5) Por que não há anúncios de refrigerantes ou outros produtos da Ambev no rol de anúncios de temas sociais, e apenas propagandas de cervejas ou ligadas à sua fabricação?

Em contatos posteriores, reforçamos preocupações com o direcionamento dos anúncios para jovens e mulheres, mas a empresa preferiu não se manifestar sobre suas estratégias digitais.

Ambev e Meta têm parceria de "ciência de marketing" para otimizar anúncios na plataforma. Arte: Rodolfo Almeida.
Arte: Rodolfo Almeida.
Arte: Rodolfo Almeida

Foco do marketing em jovens influencia menores de idade

Na avaliação de Cecília Marques, o foco publicitário em jovens na faixa entre 18 e 29 anos influencia menores de idade a beberem. "Quem que é o maior fã do rapaz de 25 anos? É o adolescente, que está indo para a idade adulta", avalia Cecília Marques. "Aí crio um modelo de consumo para quem tem 25 anos que vai influenciar o adolescente a beber e replicar." A médica psiquiatra aponta que esse efeito é visível no avanço do uso de álcool entre adolescentes mulheres, que também estariam sendo impactadas pela publicidade destinada ao público feminino. "Quanto mais cedo experimentar álcool, maior a taxa de dependência", explica. "Se jovens experimentam depois dos 18, a chance de ficar dependente cai muito, mas, se começou com 12, pode rezar".

Como fizemos

Após consulta à plataforma de anúncios políticos da Meta, identificamos que a Ambev foi a maior anunciante no último trimestre por meio da página da empresa e de uma de suas marcas, a Skol.
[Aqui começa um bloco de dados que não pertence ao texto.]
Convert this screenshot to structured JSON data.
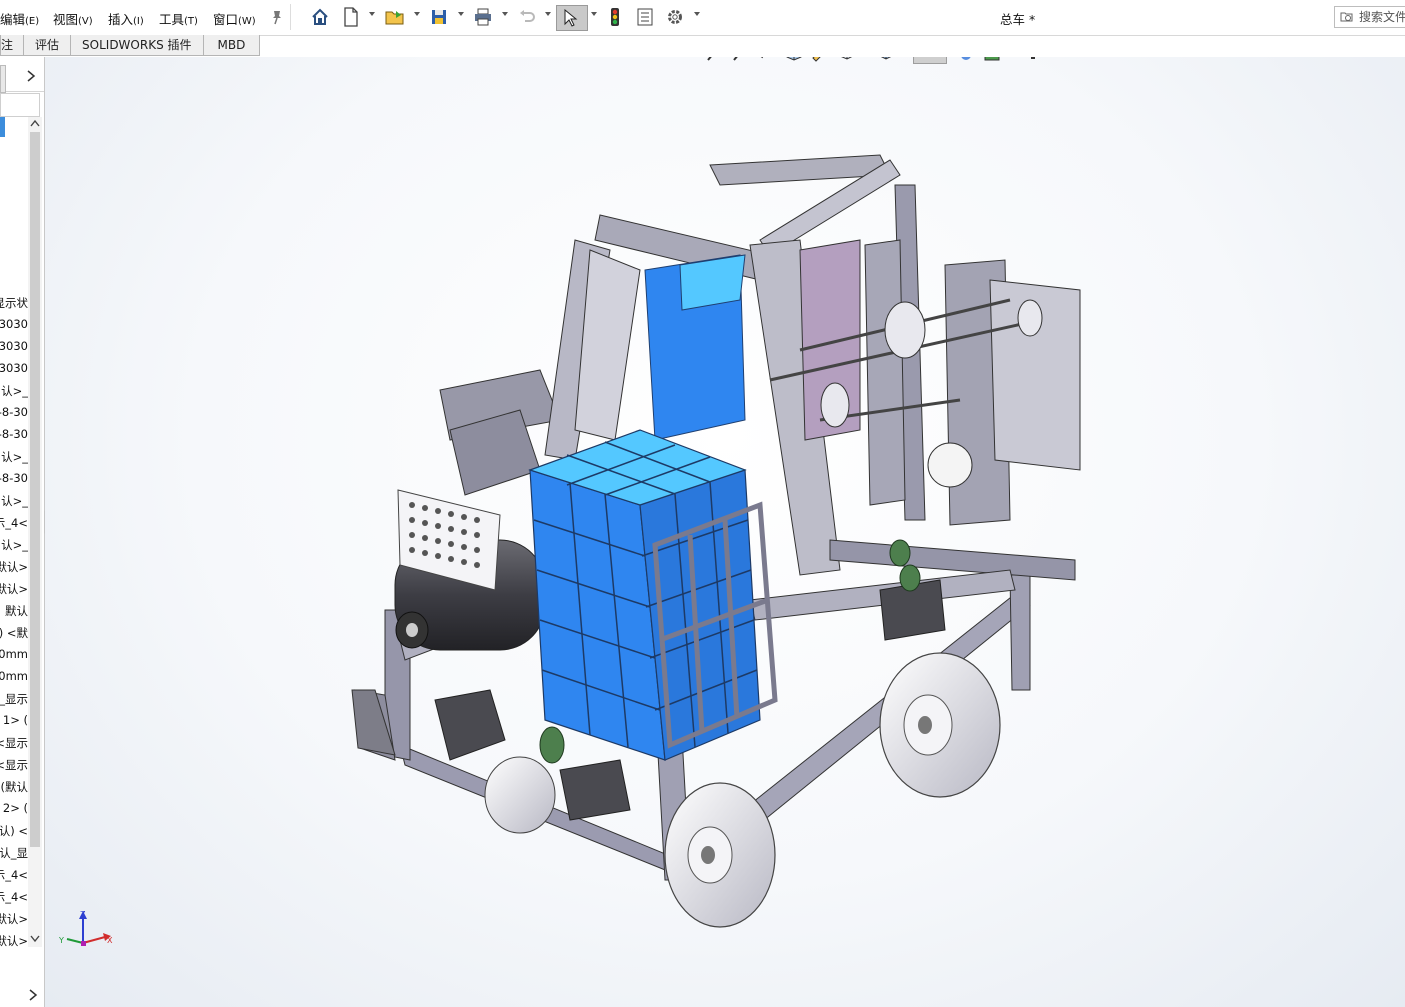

Em seguida, entre as dezenas de anúncios disponíveis, a maior parte de baixos valores, localizamos aqueles aos quais foram destinados somas relevantes, como R$ 350 mil, R$ 125 mil ou R$ 70 mil.

Cruzamos os gráficos de segmentação disponíveis nesses anúncios com dados da OMS e da PNS. Também checamos os demais anúncios disponíveis em busca de mudanças no padrão de propaganda visando jovens ou mulheres, mas não encontramos alterações relevantes.

Você pode consultar os relatórios da biblioteca de anúncios da Meta das páginas da Ambev e da Skol para revisar os mesmos dados a que tivemos acesso.

Reportagem Pedro Nakamura
Arte e gráficos Rodolfo Almeida
Edição Sérgio Spagnuolo

⚠️ Texto atualizado às 17h21 de 14.nov.2023 para esclarecer, no 3º parágrafo, que os rótulos de “temas sociais” são auto-declarados pelos anunciantes, e não aplicados diretamente pela Meta, e também esclarecer que os detalhes que ficam visíveis na plataforma são de demografias e valores gastos.